Overslaan en naar de inhoud gaan

Vroege zomer 2020 ben ik Spinnaker 1 als 17-jarig kind binnen gewandeld, mezelf afvragend waar ik dit keer was beland. Hoe lang zou het hier duren voor ze mij naar ergens anders zouden doorverwijzen? Ik denk dat een aardig percentage van psychiatrische patiënten mist wat voor hun thuis betekent vanaf de eerste minuut van opname. Geen enkel volwassen persoon kijkt ernaar uit om gebonden te zijn aan leefregels als die van een internaat, of slapen in een krakend bed voorzien van de luxe van een donkerblauwe plastieken matras. Het systeem was al enkele jaren met mij aan het pingpongen van opname naar opname, maar in plaats van thuis missen, nam ik thuis mee. Mijn knuffels. Mijn kleren. Mijn verf.

Weken heeft het geduurd voor ik mijn blik op mensen durfde richten in plaats van op de intussen heel vertrouwd geworden vloer. De gevlekte tegels in de gang, die wanneer belopen wippend op en neer sprongen, de donkere vinylvloer in de therapielokalen die te verwarren was met een woelige zee, en de bijna oranje houtachtige kleur van de vloer in mijn kamer. De vloer op Spinnaker 1 was een constante in de anders veelbewogen omgeving.

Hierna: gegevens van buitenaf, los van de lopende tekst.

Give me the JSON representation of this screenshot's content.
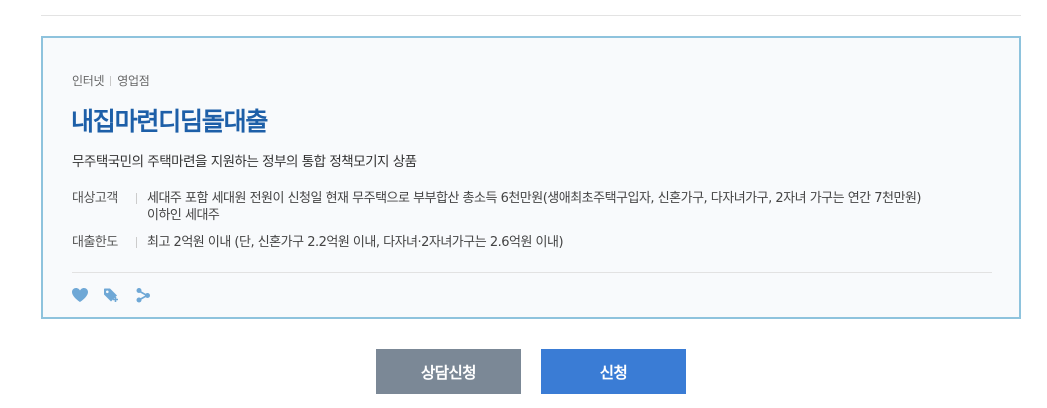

Ik heb eindeloos in cirkeltjes gezwommen, opnieuw en opnieuw en opnieuw hetzelfde gedaan. Voor het eerst werd mij de ruimte gegeven om uit mijn fouten te leren. Ik leerde op zoek te gaan naar innerlijke kracht, het vermogen om te overkomen wat ons neerhaalt. Ik kreeg kansen. Als de derde keer toch nog niet de goeie keer bleek te zijn, was er een vierde. En meest van al: mijn stem werd gehoord. Ik veranderde van een probleem naar een meisje met problemen, iets dat meer betekenis had dan ik in woorden kan beschrijven. Ik kwam erachter dat mijn grootste wens al die tijd was om gezien te worden, en niet zozeer om onzichtbaar te zijn of één te worden met de muur.

Het ding met DGT is, je moet je overgeven aan de therapie. Je moet bereid zijn jezelf laagje voor laagje bloot te geven. Leren communiceren, leren begrijpen en leren vertrouwen. Uiteindelijk moet je in je eentje ten strijde trekken, het gevecht aangaan met het monster dat jou al zo lang hijgend achtervolgt. Niemand houdt je handje vast, maar dat betekent niet dat je alleen bent.

Vroege zomer 2020 ben ik Spinnaker 1 als 17-jarig kind binnen gewandeld. Eind 2020 ben ik Spinnaker 1 als 18-jarige jongvolwassene buiten gelopen. Mijn rugzak is niet langer uitsluitend gevuld met de zwaarte van het verleden. Ergens heb ik plaats gevonden voor het licht van hoop op een betere toekomst.